Liefde is aardappelen
Eine lustige Frau turnt auf dem Balkon. Im Schnee wird Papier verbrannt. Ein ganzer Raum voller getragener Schuhe. Das Haus birst vor Erinnerungsstücken, Details, nach deren Bedeutung man sucht. Oder die für immer vergessen sind. Die Mutter der niederländischen Filmemacherin Aliona van der Horst lernte eines Tages einen Niederländer kennen, heiratete ihn und verließ Russland. Erst als van der Horst ihr Erbe empfängt – ein heruntergekommenes Holzhaus im russischen Niemandsland – befasst sie sich eingehender mit der Herkunft ihrer Mutter und deren Mutter und deren fünf weiteren Töchtern.
[video:https://youtu.be/z8H3kWH7Ho0]
Durchsetzt von den kraftvollen Animationen des italienischen Künstlers Simone Massi, erwacht in „Love Is Potatoes“ ein dunkles Kapitel sowjetrussischer Geschichte zum Leben, dem sich die Betroffenen auf ganz unterschiedliche Weise stellen.

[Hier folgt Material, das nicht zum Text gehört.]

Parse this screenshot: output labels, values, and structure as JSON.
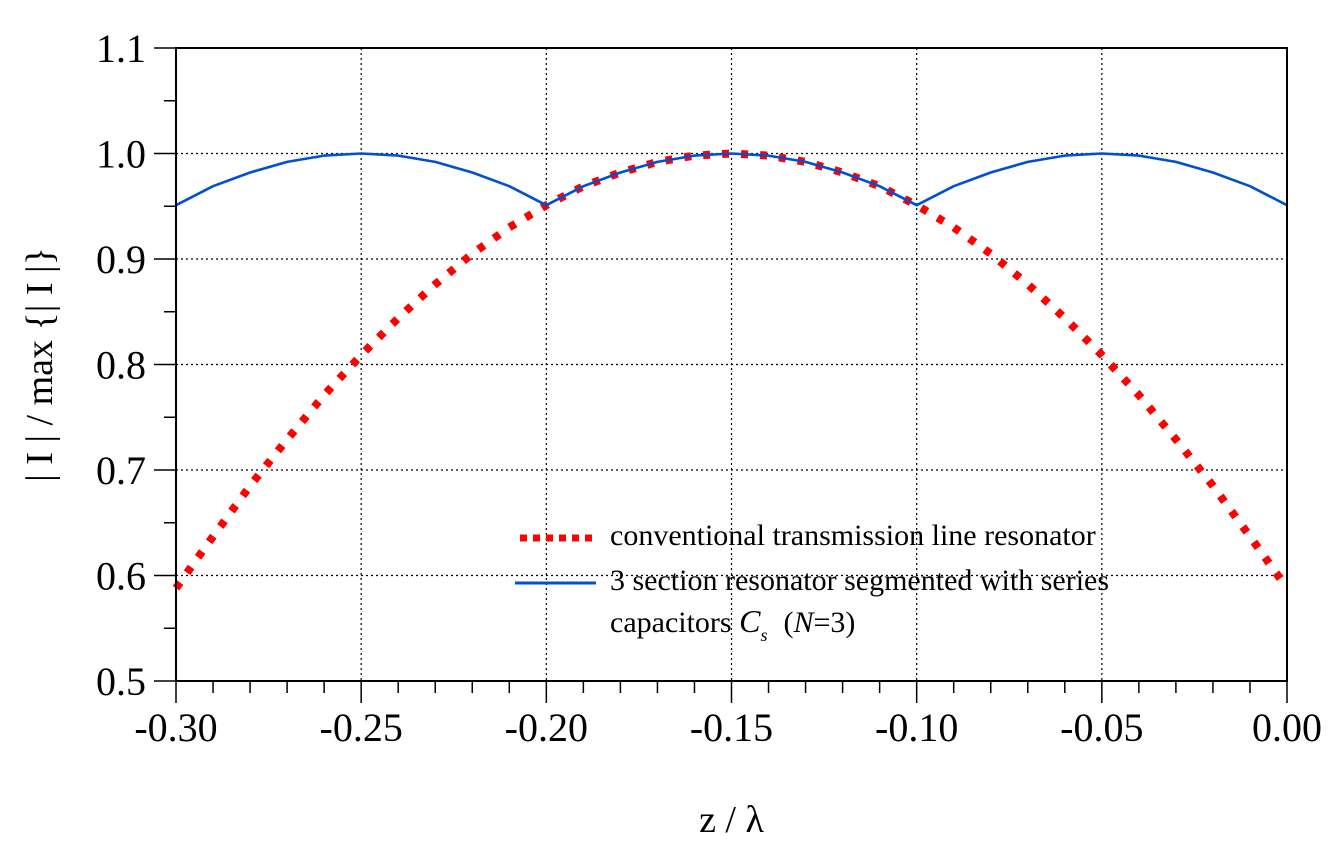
{
  "chart_data": {
    "type": "line",
    "title": "",
    "xlabel": "z / λ",
    "ylabel": "| I | / max {| I |}",
    "xlim": [
      -0.3,
      0.0
    ],
    "ylim": [
      0.5,
      1.1
    ],
    "x_ticks": [
      -0.3,
      -0.25,
      -0.2,
      -0.15,
      -0.1,
      -0.05,
      0.0
    ],
    "x_tick_labels": [
      "-0.30",
      "-0.25",
      "-0.20",
      "-0.15",
      "-0.10",
      "-0.05",
      "0.00"
    ],
    "y_ticks": [
      0.5,
      0.6,
      0.7,
      0.8,
      0.9,
      1.0,
      1.1
    ],
    "y_tick_labels": [
      "0.5",
      "0.6",
      "0.7",
      "0.8",
      "0.9",
      "1.0",
      "1.1"
    ],
    "grid": true,
    "legend_position": "lower-right",
    "series": [
      {
        "name": "conventional transmission line resonator",
        "style": "dotted",
        "color": "#ff0000",
        "x": [
          -0.3,
          -0.29,
          -0.28,
          -0.27,
          -0.26,
          -0.25,
          -0.24,
          -0.23,
          -0.22,
          -0.21,
          -0.2,
          -0.19,
          -0.18,
          -0.17,
          -0.16,
          -0.15,
          -0.14,
          -0.13,
          -0.12,
          -0.11,
          -0.1,
          -0.09,
          -0.08,
          -0.07,
          -0.06,
          -0.05,
          -0.04,
          -0.03,
          -0.02,
          -0.01,
          0.0
        ],
        "values": [
          0.588,
          0.637,
          0.685,
          0.729,
          0.771,
          0.809,
          0.844,
          0.876,
          0.905,
          0.93,
          0.951,
          0.969,
          0.982,
          0.992,
          0.998,
          1.0,
          0.998,
          0.992,
          0.982,
          0.969,
          0.951,
          0.93,
          0.905,
          0.876,
          0.844,
          0.809,
          0.771,
          0.729,
          0.685,
          0.637,
          0.588
        ]
      },
      {
        "name": "3 section resonator segmented with series capacitors Cs (N=3)",
        "style": "solid",
        "color": "#0050d0",
        "x": [
          -0.3,
          -0.29,
          -0.28,
          -0.27,
          -0.26,
          -0.25,
          -0.24,
          -0.23,
          -0.22,
          -0.21,
          -0.2,
          -0.19,
          -0.18,
          -0.17,
          -0.16,
          -0.15,
          -0.14,
          -0.13,
          -0.12,
          -0.11,
          -0.1,
          -0.09,
          -0.08,
          -0.07,
          -0.06,
          -0.05,
          -0.04,
          -0.03,
          -0.02,
          -0.01,
          0.0
        ],
        "values": [
          0.951,
          0.969,
          0.982,
          0.992,
          0.998,
          1.0,
          0.998,
          0.992,
          0.982,
          0.969,
          0.951,
          0.969,
          0.982,
          0.992,
          0.998,
          1.0,
          0.998,
          0.992,
          0.982,
          0.969,
          0.951,
          0.969,
          0.982,
          0.992,
          0.998,
          1.0,
          0.998,
          0.992,
          0.982,
          0.969,
          0.951
        ]
      }
    ],
    "legend": {
      "entry1": "conventional transmission line resonator",
      "entry2_line1": "3 section resonator segmented with series",
      "entry2_line2_prefix": "capacitors ",
      "entry2_symbol": "C",
      "entry2_subscript": "s",
      "entry2_paren_open": "(",
      "entry2_N": "N",
      "entry2_suffix": "=3)"
    }
  }
}
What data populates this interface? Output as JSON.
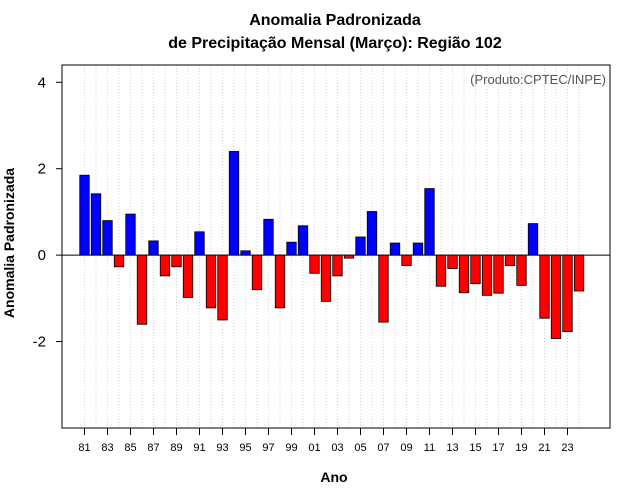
{
  "chart_data": {
    "type": "bar",
    "title_line1": "Anomalia Padronizada",
    "title_line2": "de Precipitação Mensal (Março): Região 102",
    "xlabel": "Ano",
    "ylabel": "Anomalia Padronizada",
    "annotation": "(Produto:CPTEC/INPE)",
    "ylim": [
      -4,
      4.4
    ],
    "yticks": [
      -2,
      0,
      2,
      4
    ],
    "ytick_labels": [
      "-2",
      "0",
      "2",
      "4"
    ],
    "categories": [
      "81",
      "82",
      "83",
      "84",
      "85",
      "86",
      "87",
      "88",
      "89",
      "90",
      "91",
      "92",
      "93",
      "94",
      "95",
      "96",
      "97",
      "98",
      "99",
      "00",
      "01",
      "02",
      "03",
      "04",
      "05",
      "06",
      "07",
      "08",
      "09",
      "10",
      "11",
      "12",
      "13",
      "14",
      "15",
      "16",
      "17",
      "18",
      "19",
      "20",
      "21",
      "22",
      "23",
      "24"
    ],
    "values": [
      1.85,
      1.42,
      0.8,
      -0.27,
      0.95,
      -1.6,
      0.33,
      -0.48,
      -0.27,
      -0.98,
      0.54,
      -1.22,
      -1.5,
      2.4,
      0.1,
      -0.8,
      0.83,
      -1.22,
      0.3,
      0.68,
      -0.42,
      -1.07,
      -0.48,
      -0.07,
      0.42,
      1.01,
      -1.55,
      0.28,
      -0.24,
      0.28,
      1.54,
      -0.72,
      -0.31,
      -0.87,
      -0.66,
      -0.93,
      -0.88,
      -0.24,
      -0.7,
      0.73,
      -1.46,
      -1.93,
      -1.77,
      -0.83
    ],
    "xtick_labels": [
      "81",
      "83",
      "85",
      "87",
      "89",
      "91",
      "93",
      "95",
      "97",
      "99",
      "01",
      "03",
      "05",
      "07",
      "09",
      "11",
      "13",
      "15",
      "17",
      "19",
      "21",
      "23"
    ],
    "colors": {
      "positive": "#0000ff",
      "negative": "#ff0000",
      "grid": "#d3d3d3",
      "frame": "#000000"
    },
    "grid": true
  }
}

Abwehr und Leugnung zählen zu den Strategien, aber auch die schriftliche Annäherung über Briefe. Dieser Film ist von großer Schmerzhaftigkeit geprägt. Trotzdem gibt seine Regisseurin an keiner Stelle der Versuchung nach, daraus einen Schauwert zu machen. Wohl komponiert und maßvoll bringt sie die Elemente, die oft an Puzzlestücke erinnern, zusammen. (Katalogtext DOK Leipzig 2017/Carolin Weidner)
Der Film zeigt am Beispiel einer persönlichen Spurensuche ein Stück Weltgeschichte. Die Autorin geht ihren Wurzeln nach und findet in einem Haus in Russland, von dem sie ein kleines Stück erbt, Zeichen ihrer Herkunft, der Flucht, der Geschichte ihrer Familie, des Umgangs mit Vergangenheit, der Frage nach dem Vergessen, die Auswirkungen von Hunger. Das alles misst sich am Tod.
Aliona van der Horst nutzt Aufnahmen des Hauses, der Erinnerungsstücke, Briefe, Tonaufzeichnungen und insbesondere hervorragende Bilder des italienischen Animationskünstlers Simone Massi. So entsteht ein Kunstwerk von bewegender Tiefe nicht ohne zugleich ein Quäntchen Ironie und Humor zu wagen.